On apprend ainsi que l’entreprise de l’attaquant camerounais a jeté son dévolu sur Orange Cameroun, l’entreprise pour laquelle il a été longtemps ambassadeur. C’est donc le crédit de l’entreprise française qu’Eto’o Telecom va revendre dans un premier temps. Pour l’instant, aucune précision sur la revente du crédit des deux autres opérateurs. Encore moins sur la quote-part à gagner dans la revente du crédit. Cette quote-part sera-t-elle suffisante pour faire tourner une entreprise dont l’ambition se place au-delà des frontières ? C’est la question de fond.

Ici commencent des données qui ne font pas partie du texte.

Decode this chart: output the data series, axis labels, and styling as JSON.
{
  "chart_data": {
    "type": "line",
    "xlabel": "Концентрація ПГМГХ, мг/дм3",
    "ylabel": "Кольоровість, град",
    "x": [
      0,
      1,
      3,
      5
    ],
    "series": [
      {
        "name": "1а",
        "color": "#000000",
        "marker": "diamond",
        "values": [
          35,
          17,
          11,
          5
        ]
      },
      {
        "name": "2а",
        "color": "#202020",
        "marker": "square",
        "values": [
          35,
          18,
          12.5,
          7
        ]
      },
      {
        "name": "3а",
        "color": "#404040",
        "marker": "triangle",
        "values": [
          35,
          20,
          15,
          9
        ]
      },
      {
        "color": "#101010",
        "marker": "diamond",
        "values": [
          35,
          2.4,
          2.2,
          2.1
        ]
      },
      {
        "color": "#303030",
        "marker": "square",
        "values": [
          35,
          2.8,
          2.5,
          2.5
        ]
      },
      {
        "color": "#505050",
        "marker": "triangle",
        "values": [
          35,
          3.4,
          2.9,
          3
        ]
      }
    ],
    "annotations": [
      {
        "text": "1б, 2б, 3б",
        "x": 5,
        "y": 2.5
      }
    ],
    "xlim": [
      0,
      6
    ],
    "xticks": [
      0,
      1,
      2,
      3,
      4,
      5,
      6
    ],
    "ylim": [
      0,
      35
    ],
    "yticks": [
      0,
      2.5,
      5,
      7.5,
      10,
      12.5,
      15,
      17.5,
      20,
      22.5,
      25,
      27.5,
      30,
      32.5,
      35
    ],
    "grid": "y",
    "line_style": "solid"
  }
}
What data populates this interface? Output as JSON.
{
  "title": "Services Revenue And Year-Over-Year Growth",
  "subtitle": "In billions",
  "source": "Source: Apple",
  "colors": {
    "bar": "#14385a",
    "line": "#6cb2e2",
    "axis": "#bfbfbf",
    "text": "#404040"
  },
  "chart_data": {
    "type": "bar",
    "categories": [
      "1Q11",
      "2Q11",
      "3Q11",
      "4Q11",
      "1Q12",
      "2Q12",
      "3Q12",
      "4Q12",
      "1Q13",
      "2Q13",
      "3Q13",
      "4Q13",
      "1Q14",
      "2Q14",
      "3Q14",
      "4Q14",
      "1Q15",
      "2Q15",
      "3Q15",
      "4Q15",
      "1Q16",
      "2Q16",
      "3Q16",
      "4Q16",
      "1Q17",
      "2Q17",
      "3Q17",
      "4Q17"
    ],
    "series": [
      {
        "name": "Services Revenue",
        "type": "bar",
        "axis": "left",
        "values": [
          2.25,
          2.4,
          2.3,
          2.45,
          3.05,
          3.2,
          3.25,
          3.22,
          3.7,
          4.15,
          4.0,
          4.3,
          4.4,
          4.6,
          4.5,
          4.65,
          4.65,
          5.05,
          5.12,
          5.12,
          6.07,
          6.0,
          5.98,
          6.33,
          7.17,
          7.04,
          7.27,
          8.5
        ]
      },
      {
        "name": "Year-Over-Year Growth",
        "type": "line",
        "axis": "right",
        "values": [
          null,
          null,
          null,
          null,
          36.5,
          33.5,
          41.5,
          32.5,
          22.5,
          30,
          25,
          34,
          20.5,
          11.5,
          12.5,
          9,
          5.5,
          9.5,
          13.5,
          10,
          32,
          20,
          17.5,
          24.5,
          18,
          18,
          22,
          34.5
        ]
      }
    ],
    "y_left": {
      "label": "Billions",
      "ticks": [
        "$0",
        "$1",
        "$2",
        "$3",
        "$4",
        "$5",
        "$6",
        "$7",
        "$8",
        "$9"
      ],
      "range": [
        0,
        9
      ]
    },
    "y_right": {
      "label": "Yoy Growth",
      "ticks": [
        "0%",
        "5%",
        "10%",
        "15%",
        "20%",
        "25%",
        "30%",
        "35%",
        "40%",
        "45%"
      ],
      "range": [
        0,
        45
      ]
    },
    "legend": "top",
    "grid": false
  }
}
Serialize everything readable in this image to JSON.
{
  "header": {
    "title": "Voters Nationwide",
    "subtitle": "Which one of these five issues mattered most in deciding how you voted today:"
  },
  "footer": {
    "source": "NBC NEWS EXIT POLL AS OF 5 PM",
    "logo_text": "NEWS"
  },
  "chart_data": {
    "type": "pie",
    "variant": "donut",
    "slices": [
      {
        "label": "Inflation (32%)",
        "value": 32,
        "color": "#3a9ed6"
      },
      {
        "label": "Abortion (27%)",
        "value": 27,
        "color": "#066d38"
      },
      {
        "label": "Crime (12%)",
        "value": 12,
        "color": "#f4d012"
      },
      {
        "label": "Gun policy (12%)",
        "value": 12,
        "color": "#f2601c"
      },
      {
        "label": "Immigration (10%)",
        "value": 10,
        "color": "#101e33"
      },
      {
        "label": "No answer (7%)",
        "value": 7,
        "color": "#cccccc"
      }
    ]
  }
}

La sortie de l’Art vient ainsi apporter une contradiction de taille aux propos servis par le top management d’Eto’o Telecom. Au cours de la conférence de presse de présentation de la marque Set Mobile, le 22 décembre 2011, l’administrateur directeur général (Adg) de la société n’est pas allé du dos de la cuiller. Sur la question de savoir si Eto’o Telecom fera dans le mobile, le Français, qui a d’ailleurs travaillé pour le groupe France Telecom au Togo, s’est voulu direct. « On sera opérateur de téléphonie mobile au même titre qu’Orange et MTN », a réagi Charles Gueret. « Au Cameroun, plusieurs personnes ont encore les puces des deux opérateurs. Cela veut dire qu’elles ne sont pas totalement satisfaites. Donc, notre entreprise va miser sur la qualité, et se distinguera par des tarifs avantageux et une gamme de terminaux accessibles à tous », a-t-il ajouté. Autant de déclarations qui ont sans doute amené plusieurs Camerounais à acheter la puce Set Mobile. En effet, on parle d’un peu plus de 50.000 unités dont les propriétaires n’attendent que leur activation prévue le 21 janvier 2011. Donc, la semaine prochaine. Avec l’assaut lancé par l’Art, l’engouement restera-t-il le même ? C’est la seconde grande inconnue.